The same logic generalizes across the wider AI SDR tooling landscape - every agent that scores or critiques drafts has the same shape, and the same fix. The structural feedback is real; the stylistic feedback is the sound of the dataset's mean.

This is exactly the seam Leadex is built to close: the score is downstream of who you're writing to, and "who" is where the differentiation actually lives. A chat-native research agent that produces a CSV with company, role, and a timestamped signal per row gives you the persona-anchored detail to write around. Lavender's score will tell you whether the wrapper is readable; only the prospect list can tell you whether the email has anything specific to say.

And on the Ora rebrand - Lavender's bet seems to be that the way out of AI-flattening is more AI (!), tuned to the individual rep's historic emails. Maybe it works. (I believe the structural problem is upstream of the tooling, but the experiment is worth watching.)

FAQ

Should I always aim for a Lavender score above 90?

No. Aim for 80+ with the structural sub-scores green: length, mobile-friendliness, spam triggers, subject line length. Above 80, every point you push toward 100 typically costs one specific detail. Hold the detail.

Which Lavender sub-scores actually correlate with reply rate?

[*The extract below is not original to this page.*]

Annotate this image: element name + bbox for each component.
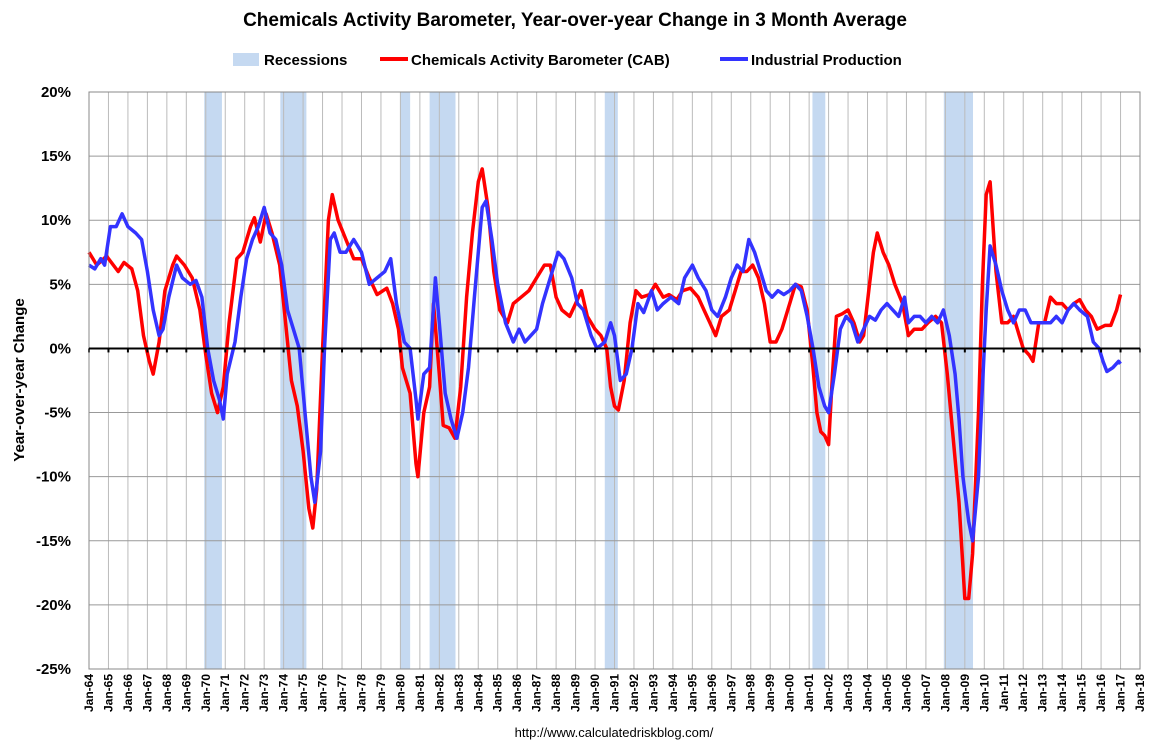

The structural ones - length, mobile-friendliness, spam triggers, subject line length. The readability grade and opener template sub-scores correlate in Lavender's internal dataset, but that correlation reflects the dataset's bias toward templated openers, not a universal truth about your buyers.

Is Lavender worth it for an experienced SDR?

Probably yes for the structural gating; probably no for the stylistic suggestions. Most experienced reps end up using it as a deliverability check after writing the email in their own voice. The free tier of five emails per month is enough to calibrate where your existing emails land before deciding.

What about the new Ora assistant?

Ora drafts whole emails from CRM context rather than scoring drafts you wrote. It's a different product shape - closer to HubSpot Breeze than to the original Lavender coach. The flattening risk shifts: instead of compressing your voice toward the score's mean, Ora compresses toward your team's historic email patterns. Whether that's better depends on whether the team's existing voice is the one you want to scale.